«La violencia feminicida contra adolescentes en el ámbito escolar»

Fuente: Gaceta UNAM Nov 24, 2025

Por: Alma Delfina Ojeda Santiago*, Thania Patricia Viveros González*

En México, el término feminicidio ha adquirido gran relevancia en los ámbitos mediático, político y jurídico; sin embargo, éste se consolidó con el caso “Campo Algodonero, González y otras vs. México”, sentencia emitida en 2009 por la Corte Interamericana de Derechos Humanos (CIDH), en la que evidenció la impunidad persistente en los asesinatos de mujeres en Ciudad Juárez, Chihuahua. Jurídicamente, el feminicidio es “la privación de la vida de una mujer por razones de género” en la que se encuentran procesos de violencia feminicida.

La privación de la vida implica una serie de actos y omisiones previas, que se agravan en mujeres menores de 18 años; la violencia feminicida contra adolescentes se motiva por razones de género y su situación de vulnerabilidad por las prácticas adultocéntricas. Esta problemática se analizará a la luz de la normativa vigente y el caso “Guzmán Albarracín y otras vs. Ecuador” de la CIDH.

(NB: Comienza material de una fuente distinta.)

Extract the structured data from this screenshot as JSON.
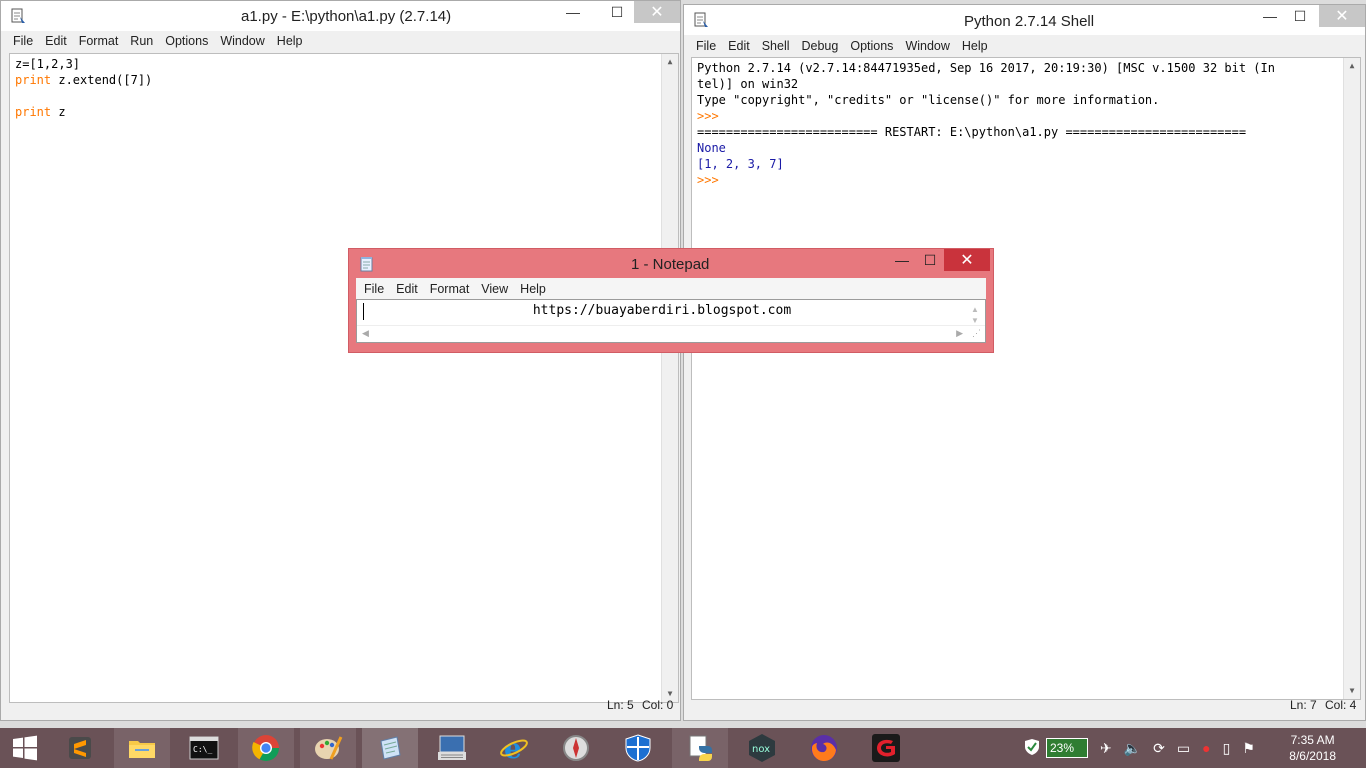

Para comenzar, revisaremos la definición del término femicide/feminicide. En 1976 es Diane E. H. Russell quien lo define como: “asesinato de mujeres por ser mujeres”. Pero, fue Marcela Lagarde quien desarrolló y adoptó el término feminicidio, en el cual enfatizó la responsabilidad del Estado en la privación de la vida de una mujer, y así se mantiene actualmente.

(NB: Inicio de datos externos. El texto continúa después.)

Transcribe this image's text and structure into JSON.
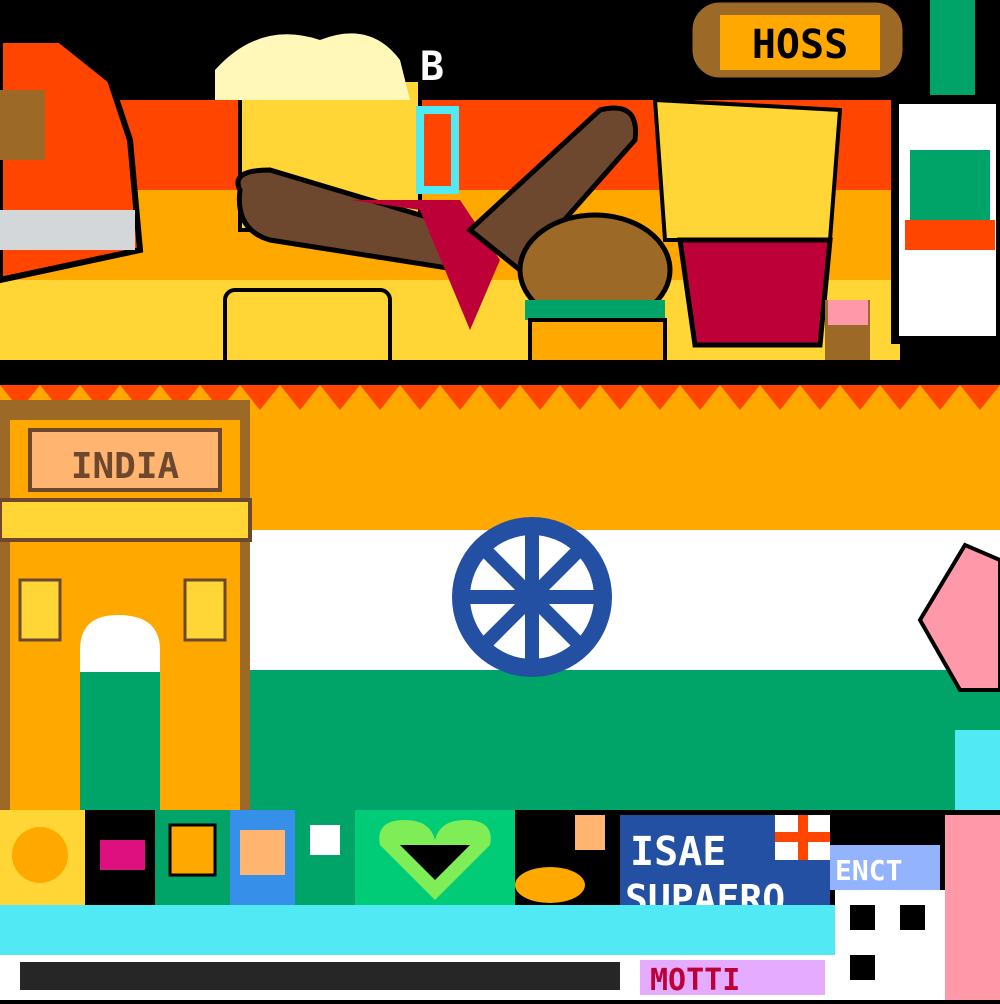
{
  "canvas": {
    "texts": {
      "gate_label": "INDIA",
      "badge_label": "HOSS",
      "tile_text_1": "ISAE",
      "tile_text_2": "SUPAERO",
      "tile_text_3": "ENCT",
      "bottom_text": "MOTTI",
      "top_letter": "B"
    }
  },
  "colors": {
    "saffron": "#FFA800",
    "white": "#FFFFFF",
    "green": "#00A368",
    "navy": "#2450A4",
    "brown": "#6D482F",
    "orange_red": "#FF4500",
    "gold": "#FFD635",
    "black": "#000000",
    "cyan": "#51E9F4",
    "pink": "#FF99AA",
    "dark_red": "#BE0039"
  }
}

Responsabilidad del Estado

Ésta no se limita a los casos en que sus agentes participan directamente en la agresión. También existe cuando tolera, omite prevenir, no protege o falla en investigar con la debida diligencia la violencia contra las mujeres. Desde esta perspectiva, al problematizar el término feminicidio más allá de su dimensión penal, la Ley General de Acceso de las Mujeres a una Vida Libre de Violencia ofrece una definición clave: la violencia feminicida es resultado de la violación de los derechos humanos de ellas y del ejercicio abusivo del poder que las coloca en situaciones de subordinación o supuesta inferioridad, tanto en los ámbitos público como privado. Estas omisiones y fallas institucionales generan condiciones de impunidad social y estatal que permiten que la violencia escale hasta su expresión más extrema: la privación de la vida.

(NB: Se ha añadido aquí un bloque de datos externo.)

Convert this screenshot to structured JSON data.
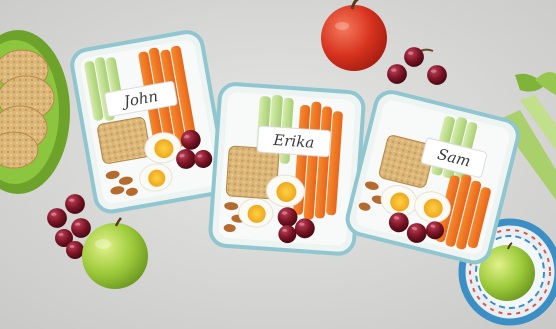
{
  "containers": [
    {
      "label": "John"
    },
    {
      "label": "Erika"
    },
    {
      "label": "Sam"
    }
  ],
  "colors": {
    "background": "#d8d8d6",
    "container_edge": "#8fc6cf",
    "carrot": "#f07a22",
    "celery": "#b8d98a",
    "egg_yolk": "#f6b81c",
    "grape": "#7a1425",
    "apple_red": "#d7331f",
    "apple_green": "#9cca3a",
    "plate_green": "#8cc63f",
    "bowl_blue": "#3c8fc4"
  }
}
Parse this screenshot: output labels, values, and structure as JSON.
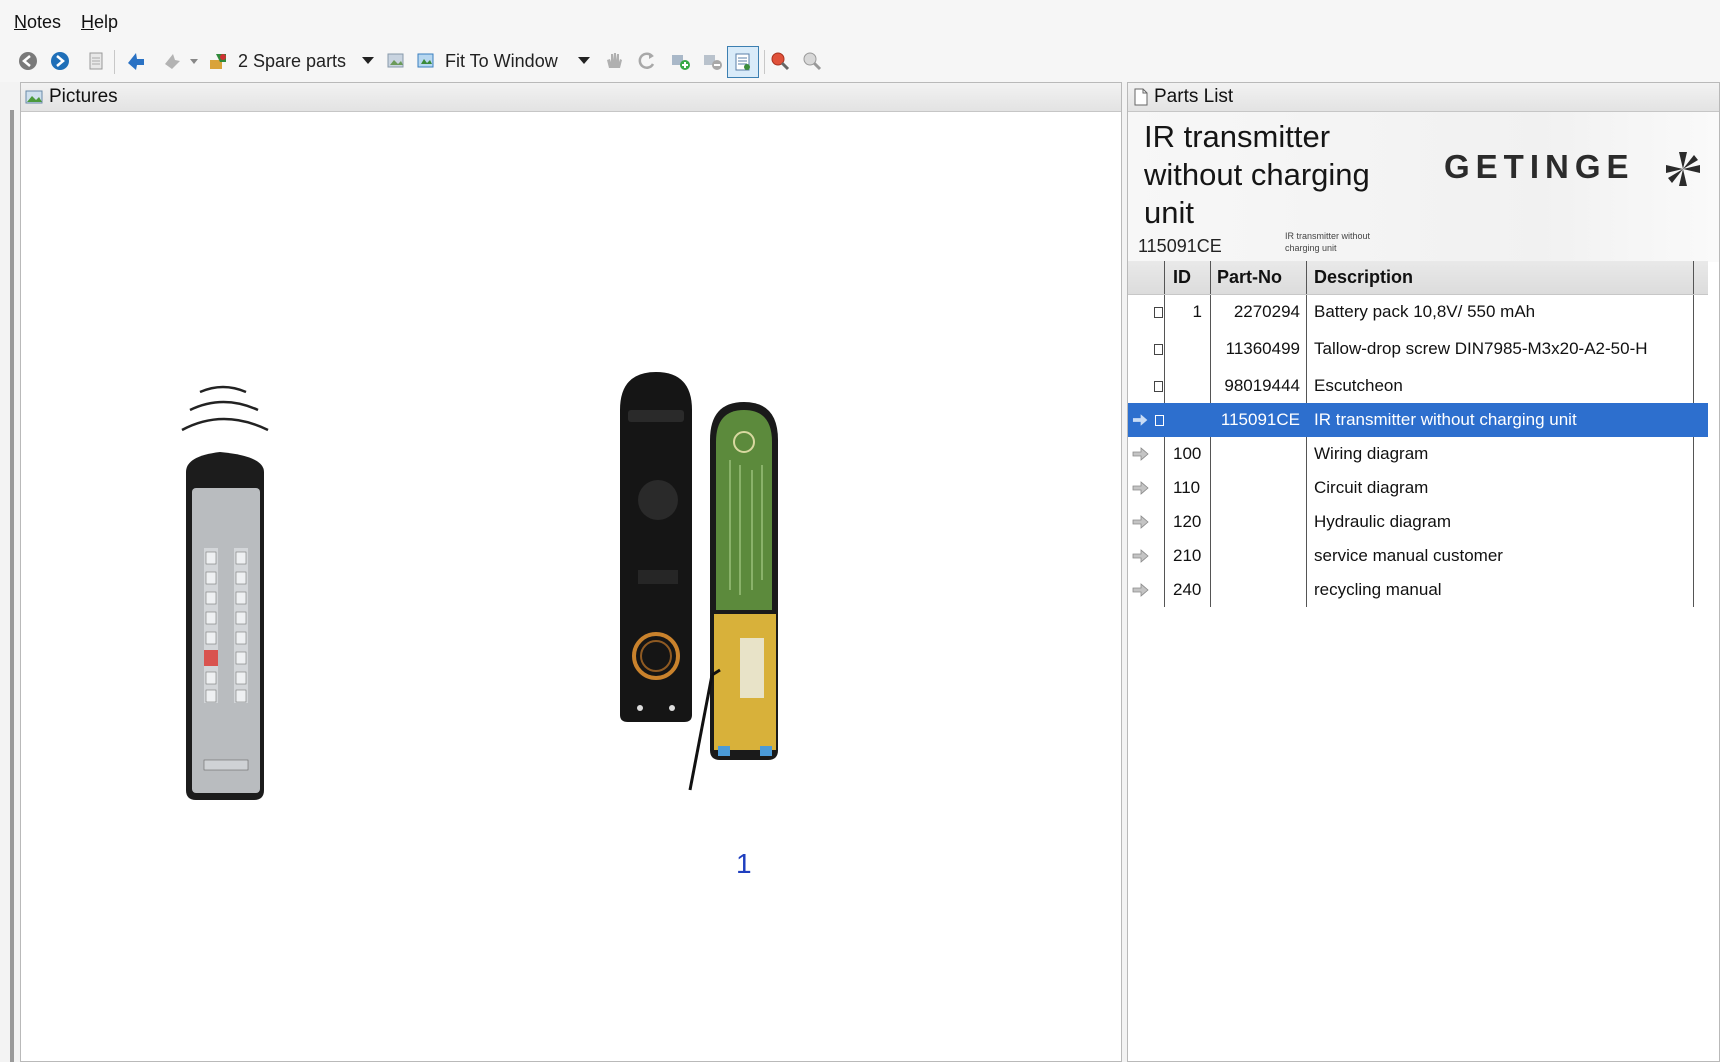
{
  "menu": {
    "notes": "Notes",
    "help": "Help"
  },
  "toolbar": {
    "spare_parts_label": "2 Spare parts",
    "zoom_label": "Fit To Window"
  },
  "pictures_pane": {
    "title": "Pictures",
    "callout": "1"
  },
  "parts_pane": {
    "title": "Parts List",
    "doc_title": "IR transmitter without charging unit",
    "doc_code": "115091CE",
    "doc_small": "IR transmitter without charging unit",
    "brand": "GETINGE"
  },
  "table": {
    "headers": {
      "id": "ID",
      "part_no": "Part-No",
      "description": "Description"
    },
    "rows": [
      {
        "id": "1",
        "part_no": "2270294",
        "description": "Battery pack 10,8V/ 550 mAh"
      },
      {
        "id": "",
        "part_no": "11360499",
        "description": "Tallow-drop screw DIN7985-M3x20-A2-50-H"
      },
      {
        "id": "",
        "part_no": "98019444",
        "description": "Escutcheon"
      },
      {
        "id": "",
        "part_no": "115091CE",
        "description": "IR transmitter without charging unit"
      },
      {
        "id": "100",
        "part_no": "",
        "description": "Wiring diagram"
      },
      {
        "id": "110",
        "part_no": "",
        "description": "Circuit diagram"
      },
      {
        "id": "120",
        "part_no": "",
        "description": "Hydraulic diagram"
      },
      {
        "id": "210",
        "part_no": "",
        "description": "service manual customer"
      },
      {
        "id": "240",
        "part_no": "",
        "description": "recycling manual"
      }
    ]
  },
  "colors": {
    "selection": "#2d6fce",
    "callout": "#1f3fbf"
  }
}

Dicha lógica de violencias estructurales y omisiones estatales se agrava cuando las víctimas son niñas y adolescentes, quienes, además de enfrentar los mismos patrones de desigualdad de género, están sujetas a un sistema patriarcal adultocentrista que normaliza su supuesta incapacidad para decidir sobre sí mismas, su cuerpo y sexualidad. Estas conductas, tanto por acción como por omisión, incrementan su vulnerabilidad, pues su condición de minoría de edad implica mayor exposición al riesgo y altos niveles de dependencia. En las estadísticas, la violencia contra mujeres de 0 a 17 años representa el 9.7 % del total de feminicidios, según las cifras registradas de enero de 2015 a septiembre de 2025. A saber, una niña o adolescente es asesinada cada seis días en el país (Red por los Derechos de las Infancias, 2025).

Un caso

La violencia feminicida en contextos educativos refuerza las jerarquías entre alumnado, docentes y personal administrativo. De ello da cuenta el caso Guzmán Albarracín y otras vs. Ecuador de la CIDH que se refiere a lo que le sucedió a Paola, quien estudiaba en una escuela pública y a los 14 años mantuvo una relación sexoafectiva con el vicerrector de su colegio, lo cual constituye violencia sexual. La situación fue insostenible para Paola y en 2002, cuando tenía 16 años, se suicidó, dejando una carta al vicerrector, en la cual expresó no poder continuar con la situación.

La CIDH señaló en la sentencia que el Estado de Ecuador no garantizó el derecho al acceso a una vida libre de violencia; al acreditarse la violencia sexual en un contexto de desigualdad de poder, al ser mujer y niña. Además, se vulneró el derecho a la educación, al atender el caso a partir de estigmas, estereotipos y sin debida diligencia, sin perspectiva de género ni enfoque de adolescencias.

En conclusión, la resolución del caso de Paola evidenció que los actos de violencia feminicida en contextos educativos deben analizarse de manera interseccional, incorporando tanto el enfoque de infancias como la perspectiva de género. La violencia feminicida constituye un cúmulo de agresiones que se agravan con la minoría de edad y las condiciones del entorno escolar. En México, esto subraya la necesidad de implementar medidas eficaces para prevenir y erradicar la violencia, pues corresponde al Estado garantizar el acceso a una vida libre de violencia y a la educación, ambos reconocidos como derechos humanos.